The kids are all right — and no one can say why that’s the case with COVID-19.
Scientists are puzzled that the coronavirus appears to spare babies and children when the very young are usually most in harm’s way when a new disease emerges.
At the other end of the spectrum, COVID-19 packs a brutal punch for the elderly, making advanced age the biggest single risk factor for serious illness and death from the virus.
In China, where the virus first emerged, about 2 per cent of those infected die. But of the 3387 deaths reported globally, not one has been of a child under 10 and only one person aged under 20 is known to have succumbed.
Contrast that with the seasonal flu, which is both less infectious and lethal than COVID-19 but acutely more dangerous to children and pregnant women. They rate alongside the elderly, people who are immune-compromised by a pre-existing illness or medical condition and indigenous Australians facing community-wide health challenges as most at risk from the influenza virus.
“My colleagues and I have been discussing this,” said Alex Chandhuri, the director of infectious diseases at Brisbane’s Prince Charles Hospital who admits being mystified by COVID-19’s leniency on children. “There are no clear reasons for it, but that is clearly a phenomenon.”
Other coronaviruses including SARS and MERS, not to mention the common cold, seem to affect children and adults equally. Why not COVID-19?
Initially, experts believed the very young tolerated the new virus better because they had healthier lungs that had been exposed to less cigarette smoke and pollutants than adults had — especially in China, where air pollution is a pressing problem.

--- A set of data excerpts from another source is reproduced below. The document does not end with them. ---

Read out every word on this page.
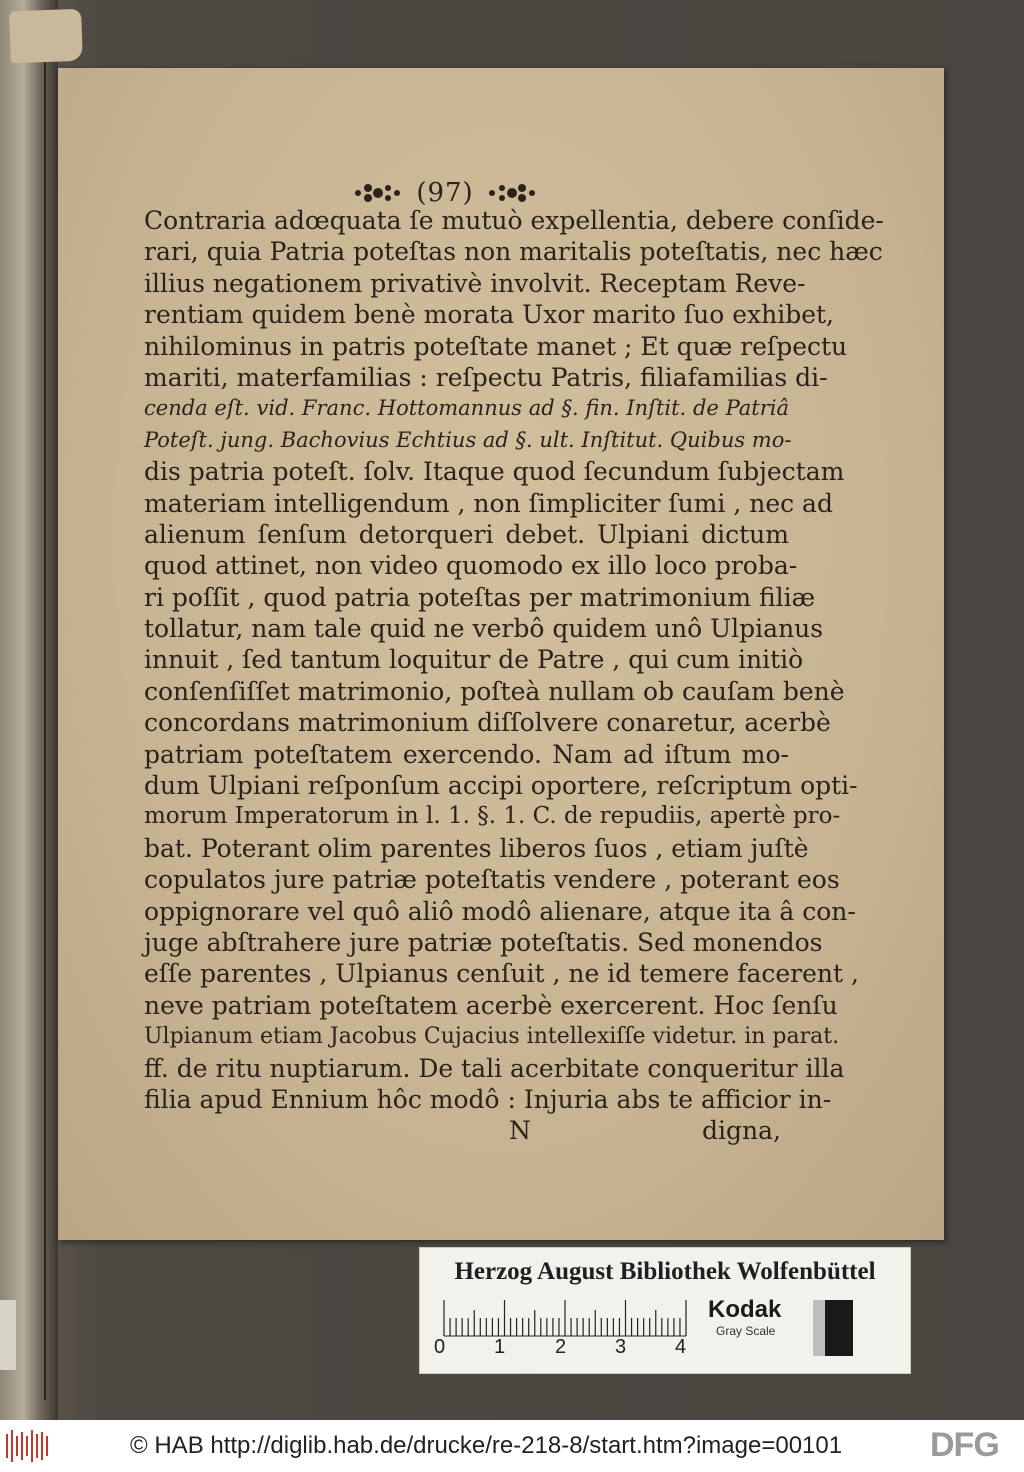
(97)
Contraria adœquata ſe mutuò expellentia, debere conſide-
rari, quia Patria poteſtas non maritalis poteſtatis, nec hæc
illius negationem privativè involvit. Receptam Reve-
rentiam quidem benè morata Uxor marito ſuo exhibet,
nihilominus in patris poteſtate manet ; Et quæ reſpectu
mariti, materfamilias : reſpectu Patris, filiafamilias di-
cenda eſt. vid. Franc. Hottomannus ad §. fin. Inſtit. de Patriâ
Poteſt. jung. Bachovius Echtius ad §. ult. Inſtitut. Quibus mo-
dis patria poteſt. ſolv. Itaque quod ſecundum ſubjectam
materiam intelligendum , non ſimpliciter ſumi , nec ad
alienum ſenſum detorqueri debet. Ulpiani dictum
quod attinet, non video quomodo ex illo loco proba-
ri poſſit , quod patria poteſtas per matrimonium filiæ
tollatur, nam tale quid ne verbô quidem unô Ulpianus
innuit , ſed tantum loquitur de Patre , qui cum initiò
conſenſiſſet matrimonio, poſteà nullam ob cauſam benè
concordans matrimonium diſſolvere conaretur, acerbè
patriam poteſtatem exercendo. Nam ad iſtum mo-
dum Ulpiani reſponſum accipi oportere, reſcriptum opti-
morum Imperatorum in l. 1. §. 1. C. de repudiis, apertè pro-
bat. Poterant olim parentes liberos ſuos , etiam juſtè
copulatos jure patriæ poteſtatis vendere , poterant eos
oppignorare vel quô aliô modô alienare, atque ita â con-
juge abſtrahere jure patriæ poteſtatis. Sed monendos
eſſe parentes , Ulpianus cenſuit , ne id temere facerent ,
neve patriam poteſtatem acerbè exercerent. Hoc ſenſu
Ulpianum etiam Jacobus Cujacius intellexiſſe videtur. in parat.
ff. de ritu nuptiarum. De tali acerbitate conqueritur illa
filia apud Ennium hôc modô : Injuria abs te afficior in-
N	digna,
Herzog August Bibliothek Wolfenbüttel
0 1 2 3 4
Kodak
Gray Scale
© HAB http://diglib.hab.de/drucke/re-218-8/start.htm?image=00101	DFG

But as the disease jumped from continent to continent, infecting nearly 100,000 people in 90 countries, the pattern remained unchanged.
In China, children comprise just 2.4 per cent of all reported cases, and of those, only a fraction — 2.5 per cent — come down with severe symptoms. An even tinier proportion of 0.2 per cent become severely ill, World Health Organisation data shows.

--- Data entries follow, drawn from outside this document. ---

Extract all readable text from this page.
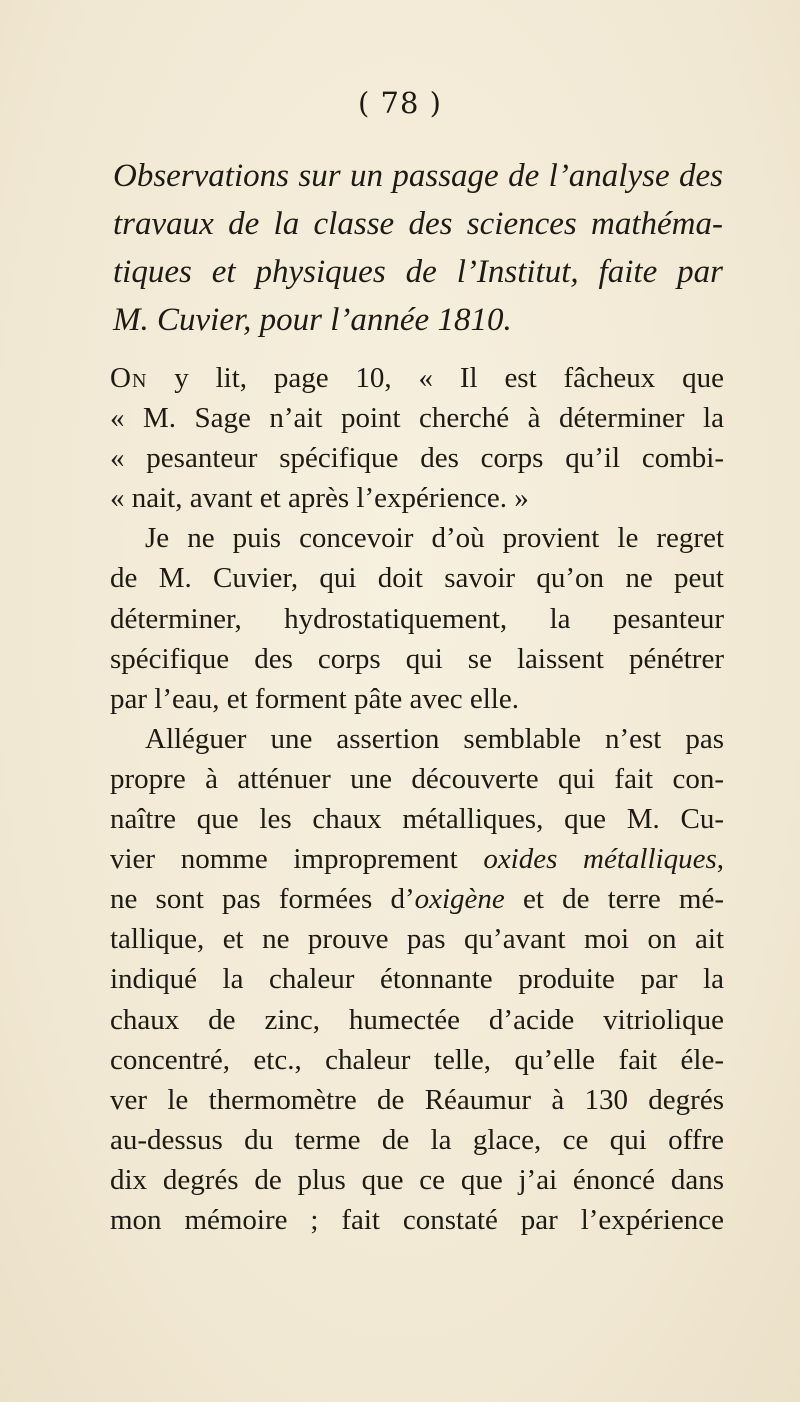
( 78 )
Observations sur un passage de l’analyse des
travaux de la classe des sciences mathéma-
tiques et physiques de l’Institut, faite par
M. Cuvier, pour l’année 1810.
On y lit, page 10, « Il est fâcheux que
« M. Sage n’ait point cherché à déterminer la
« pesanteur spécifique des corps qu’il combi-
« nait, avant et après l’expérience. »
Je ne puis concevoir d’où provient le regret
de M. Cuvier, qui doit savoir qu’on ne peut
déterminer, hydrostatiquement, la pesanteur
spécifique des corps qui se laissent pénétrer
par l’eau, et forment pâte avec elle.
Alléguer une assertion semblable n’est pas
propre à atténuer une découverte qui fait con-
naître que les chaux métalliques, que M. Cu-
vier nomme improprement oxides métalliques,
ne sont pas formées d’oxigène et de terre mé-
tallique, et ne prouve pas qu’avant moi on ait
indiqué la chaleur étonnante produite par la
chaux de zinc, humectée d’acide vitriolique
concentré, etc., chaleur telle, qu’elle fait éle-
ver le thermomètre de Réaumur à 130 degrés
au-dessus du terme de la glace, ce qui offre
dix degrés de plus que ce que j’ai énoncé dans
mon mémoire ; fait constaté par l’expérience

Scientists believe the answer may be the difference between the immune systems of adults and children. As people age, their immune systems weaken, making it harder to fight off illnesses.
It could also be children have the common cold to thank, given their immune systems are supercharged by being bombarded with less-potent coronaviruses from the moment they set foot in a kindergarten or preschool.
“Another theory out there is that children don’t have certain receptors that the (COVID-19) virus binds to,” Dr Chandhuri said. “But I do think overall they are physiologically more resilient than our elderly.”